Jair Bolsonaro discursa no ato da Avenida Paulista, em São Paulo -  (crédito: Andre Ribeiro/Thenews2/Folhapress)

Jair Bolsonaro discursa no ato da Avenida Paulista, em São Paulo

crédito: Andre Ribeiro/Thenews2/Folhapress

SÃO PAULO, SP (FOLHAPRESS) - Acuado diante de investigações em torno de uma trama golpista, o ex-presidente Jair Bolsonaro (PL) reuniu milhares de apoiadores neste domingo (25) na avenida Paulista, em São Paulo, e fez um discurso no qual maneirou a conhecida agressividade contra o STF (Supremo Tribunal Federal), disse buscar a pacificação do país e pediu anistia aos presos pelo ataque golpista de 8 de janeiro de 2023. 

O ex-presidente também havia pedido que seus apoiadores não levassem cartaz e faixas de ataques contra adversários, em especial o STF, no que foi atendido durante a manifestação. Também não partiram do público gritos golpistas, como o "eu autorizo", puxado no 7 de Setembro de 2021 em referência a uma eventual ruptura entre os Poderes. 

Essa não foi a primeira vez na qual Bolsonaro deu um passo atrás quando acuado. Relembre outros três momentos recentes:

 

'NENHUMA INTENÇÃO DE AGREDIR' 

Dois dias após atacar o STF com ameaças golpistas no evento do 7 de Setembro, Bolsonaro divulgou uma nota na qual recuava, afirmava que não teve "nenhuma intenção de agredir quaisquer dos Poderes" e atribuia palavras "contudentes" anteriores ao "calor do momento".

 

"Nunca tive nenhuma intenção de agredir quaisquer dos Poderes. A harmonia entre eles não é vontade minha, mas determinação constitucional que todos, sem exceção, devem respeitar", afirmou. 

Na época, a mudança de tom do presidente após repetidos xingamentos a integrantes da corte desagradou grupos bolsonaristas, foi elogiada pelos presidentes do Senado e da Câmara, mas vista com ceticismo pelos magistrados. 

Horas depois de divulgá-la, Bolsonaro usou sua live semanal para tentar se justificar a apoiadores, dizendo não haver "nada de mais" na nota, e voltou a questionar as urnas eletrônicas e a provocar o ministro do STF e então presidente do TSE (Tribunal Superior Eleitoral), Luís Roberto Barroso. 

Bolsonaro havia passado os dois meses anteriores com seguidos ataques ao STF e xingamentos a alguns de seus ministros como estratégia para convocar seus apoiadores para os atos do 7 de Setembro, quando repetiu as agressões e fez uma série de ameaças à corte e a seus integrantes. 

 

'NÃO TEM POR QUE DUVIDAR DO VOTO ELETRÔNICO' 

Ainda em setembro de 2021, quando estava Isolado politicamente e em baixa nas pesquisas sobre a avaliação de seu governo e a corrida eleitoral de 2022, Bolsonaro disse à revista Veja que não existia nenhuma chance de tentar um golpe no país. 

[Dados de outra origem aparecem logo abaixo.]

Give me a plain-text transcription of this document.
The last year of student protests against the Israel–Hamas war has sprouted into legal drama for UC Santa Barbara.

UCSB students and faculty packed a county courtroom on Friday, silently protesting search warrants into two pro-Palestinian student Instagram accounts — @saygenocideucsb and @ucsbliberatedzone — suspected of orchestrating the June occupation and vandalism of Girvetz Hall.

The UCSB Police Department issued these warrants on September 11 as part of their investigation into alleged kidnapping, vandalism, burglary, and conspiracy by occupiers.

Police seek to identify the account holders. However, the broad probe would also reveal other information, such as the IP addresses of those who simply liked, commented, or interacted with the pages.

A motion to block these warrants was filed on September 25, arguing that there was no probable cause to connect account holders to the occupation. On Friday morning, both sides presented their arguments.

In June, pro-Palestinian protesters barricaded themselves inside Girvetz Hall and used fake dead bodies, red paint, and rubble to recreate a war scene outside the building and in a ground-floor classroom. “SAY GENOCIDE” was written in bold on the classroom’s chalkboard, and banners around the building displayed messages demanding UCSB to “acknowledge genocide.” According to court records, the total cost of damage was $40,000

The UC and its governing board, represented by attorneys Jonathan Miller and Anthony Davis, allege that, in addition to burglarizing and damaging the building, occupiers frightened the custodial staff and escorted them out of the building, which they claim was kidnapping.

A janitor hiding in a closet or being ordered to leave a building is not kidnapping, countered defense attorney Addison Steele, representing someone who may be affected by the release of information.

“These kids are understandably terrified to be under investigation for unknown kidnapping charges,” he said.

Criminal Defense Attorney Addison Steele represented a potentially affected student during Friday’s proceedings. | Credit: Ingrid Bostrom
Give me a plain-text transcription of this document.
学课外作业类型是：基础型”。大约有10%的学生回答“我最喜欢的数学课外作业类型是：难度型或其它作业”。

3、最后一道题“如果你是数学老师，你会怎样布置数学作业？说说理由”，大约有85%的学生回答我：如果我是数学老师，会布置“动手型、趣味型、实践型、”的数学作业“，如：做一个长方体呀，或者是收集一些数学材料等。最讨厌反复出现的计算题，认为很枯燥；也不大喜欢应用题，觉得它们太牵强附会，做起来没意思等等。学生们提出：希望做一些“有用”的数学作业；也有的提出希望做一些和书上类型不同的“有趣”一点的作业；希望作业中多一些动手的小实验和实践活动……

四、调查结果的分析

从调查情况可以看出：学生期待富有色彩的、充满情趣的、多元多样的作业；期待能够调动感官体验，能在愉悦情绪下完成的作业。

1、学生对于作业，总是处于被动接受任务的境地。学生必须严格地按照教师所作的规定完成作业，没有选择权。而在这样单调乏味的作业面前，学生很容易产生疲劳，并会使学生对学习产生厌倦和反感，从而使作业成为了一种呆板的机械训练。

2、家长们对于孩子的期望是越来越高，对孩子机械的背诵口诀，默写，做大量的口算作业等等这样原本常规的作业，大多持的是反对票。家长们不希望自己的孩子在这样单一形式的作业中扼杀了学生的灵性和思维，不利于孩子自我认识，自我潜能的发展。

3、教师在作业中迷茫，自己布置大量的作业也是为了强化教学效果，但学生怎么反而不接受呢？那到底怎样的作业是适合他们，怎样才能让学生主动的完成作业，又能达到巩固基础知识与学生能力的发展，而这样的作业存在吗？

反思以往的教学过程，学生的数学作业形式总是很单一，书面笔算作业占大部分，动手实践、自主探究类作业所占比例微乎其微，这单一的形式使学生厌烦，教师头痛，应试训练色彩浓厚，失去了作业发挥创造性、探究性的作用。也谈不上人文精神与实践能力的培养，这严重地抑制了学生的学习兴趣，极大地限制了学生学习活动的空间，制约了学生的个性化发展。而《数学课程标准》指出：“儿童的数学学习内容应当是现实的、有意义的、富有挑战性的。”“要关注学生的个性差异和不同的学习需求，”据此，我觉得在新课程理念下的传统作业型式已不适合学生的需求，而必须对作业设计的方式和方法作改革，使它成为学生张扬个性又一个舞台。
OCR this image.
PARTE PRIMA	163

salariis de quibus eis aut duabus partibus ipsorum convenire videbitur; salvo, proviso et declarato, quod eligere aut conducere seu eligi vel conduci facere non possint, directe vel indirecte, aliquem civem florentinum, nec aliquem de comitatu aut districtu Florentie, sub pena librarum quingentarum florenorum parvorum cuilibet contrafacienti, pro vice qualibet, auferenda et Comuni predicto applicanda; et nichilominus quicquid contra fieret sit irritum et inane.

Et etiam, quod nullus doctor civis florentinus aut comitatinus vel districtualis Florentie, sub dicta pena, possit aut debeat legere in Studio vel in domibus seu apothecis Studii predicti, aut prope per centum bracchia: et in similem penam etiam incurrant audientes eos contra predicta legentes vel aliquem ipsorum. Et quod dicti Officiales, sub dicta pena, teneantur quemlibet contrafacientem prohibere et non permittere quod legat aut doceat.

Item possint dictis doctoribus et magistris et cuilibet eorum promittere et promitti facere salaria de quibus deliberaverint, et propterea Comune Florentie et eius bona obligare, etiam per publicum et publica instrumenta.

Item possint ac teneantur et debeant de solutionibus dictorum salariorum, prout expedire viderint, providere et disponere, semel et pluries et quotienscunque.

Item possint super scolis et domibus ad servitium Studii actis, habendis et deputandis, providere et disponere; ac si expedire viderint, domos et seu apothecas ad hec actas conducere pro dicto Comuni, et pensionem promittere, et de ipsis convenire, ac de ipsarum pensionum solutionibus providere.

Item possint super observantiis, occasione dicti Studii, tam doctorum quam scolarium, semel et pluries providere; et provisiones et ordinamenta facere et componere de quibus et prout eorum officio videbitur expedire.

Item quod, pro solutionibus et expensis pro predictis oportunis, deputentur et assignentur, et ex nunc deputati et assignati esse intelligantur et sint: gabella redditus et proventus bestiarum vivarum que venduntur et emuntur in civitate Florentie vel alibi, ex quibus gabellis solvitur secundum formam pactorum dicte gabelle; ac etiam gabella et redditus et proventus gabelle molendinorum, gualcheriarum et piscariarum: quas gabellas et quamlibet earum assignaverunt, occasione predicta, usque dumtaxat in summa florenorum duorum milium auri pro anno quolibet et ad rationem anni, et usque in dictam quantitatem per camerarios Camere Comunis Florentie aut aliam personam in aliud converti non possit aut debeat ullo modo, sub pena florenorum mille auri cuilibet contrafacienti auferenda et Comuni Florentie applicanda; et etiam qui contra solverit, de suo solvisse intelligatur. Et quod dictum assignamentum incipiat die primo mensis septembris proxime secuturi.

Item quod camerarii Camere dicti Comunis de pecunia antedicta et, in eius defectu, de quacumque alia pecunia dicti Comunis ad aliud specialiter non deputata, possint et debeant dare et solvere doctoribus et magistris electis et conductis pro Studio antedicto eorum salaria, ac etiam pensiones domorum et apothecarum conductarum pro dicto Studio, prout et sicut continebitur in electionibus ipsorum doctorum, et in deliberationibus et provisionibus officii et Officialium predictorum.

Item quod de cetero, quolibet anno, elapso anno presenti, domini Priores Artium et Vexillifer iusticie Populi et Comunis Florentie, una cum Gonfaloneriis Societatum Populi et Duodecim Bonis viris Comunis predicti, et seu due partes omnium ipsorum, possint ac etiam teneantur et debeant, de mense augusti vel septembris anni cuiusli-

"Daqui pra lá, a chance de um golpe é zero. De lá pra cá, a gente vê que sempre existe essa possibilidade", disse o presidente na entrevista. 

Na entrevista à Veja, ao falar sobre as eleições de 2022, Bolsonaro disse que não irá "melar" a disputa e até elogiou decisões recentes de Barroso, então presidente do TSE. 

"Com as Forças Armadas participando, você não tem por que duvidar do voto eletrônico. As Forças Armadas vão empenhar seu nome, não tem por que duvidar. Eu até elogio o Barroso, no tocante a essa ideia ?desde que as instituições participem de todas as fases do processo", completou. 

 

'NINGUÉM QUE ATACAR A DEMOCRACIA' 

Em meio de 2022, após seguidas ameaças e insinuações golpistas, Bolsonaro reduziu o tom para se referir aos ministros do TSE e às eleições. O recado foi ao ministro Edson Fachin, então presidente do TSE. 

"Eu não sei de onde ele está tirando esse fantasma que as Forças Armadas querem interferir na Justiça Eleitoral", disse Bolsonaro em sua transmissão semanal em redes sociais. 

"Não existe interferência, ninguém quer impor nada, ninguém quer atacar as urnas, atacar a democracia, nada disso. Ninguém está incorrendo em atos antidemocráticos. Pelo amor de Deus! A transparência das eleições, eleições limpas, transparente, é questão de segurança nacional", continuou. 

Um dia antes, Bolsonaro havia voltado a colocar em dúvida o sistema eleitoral e dito que seu governo não aceitaria provocações.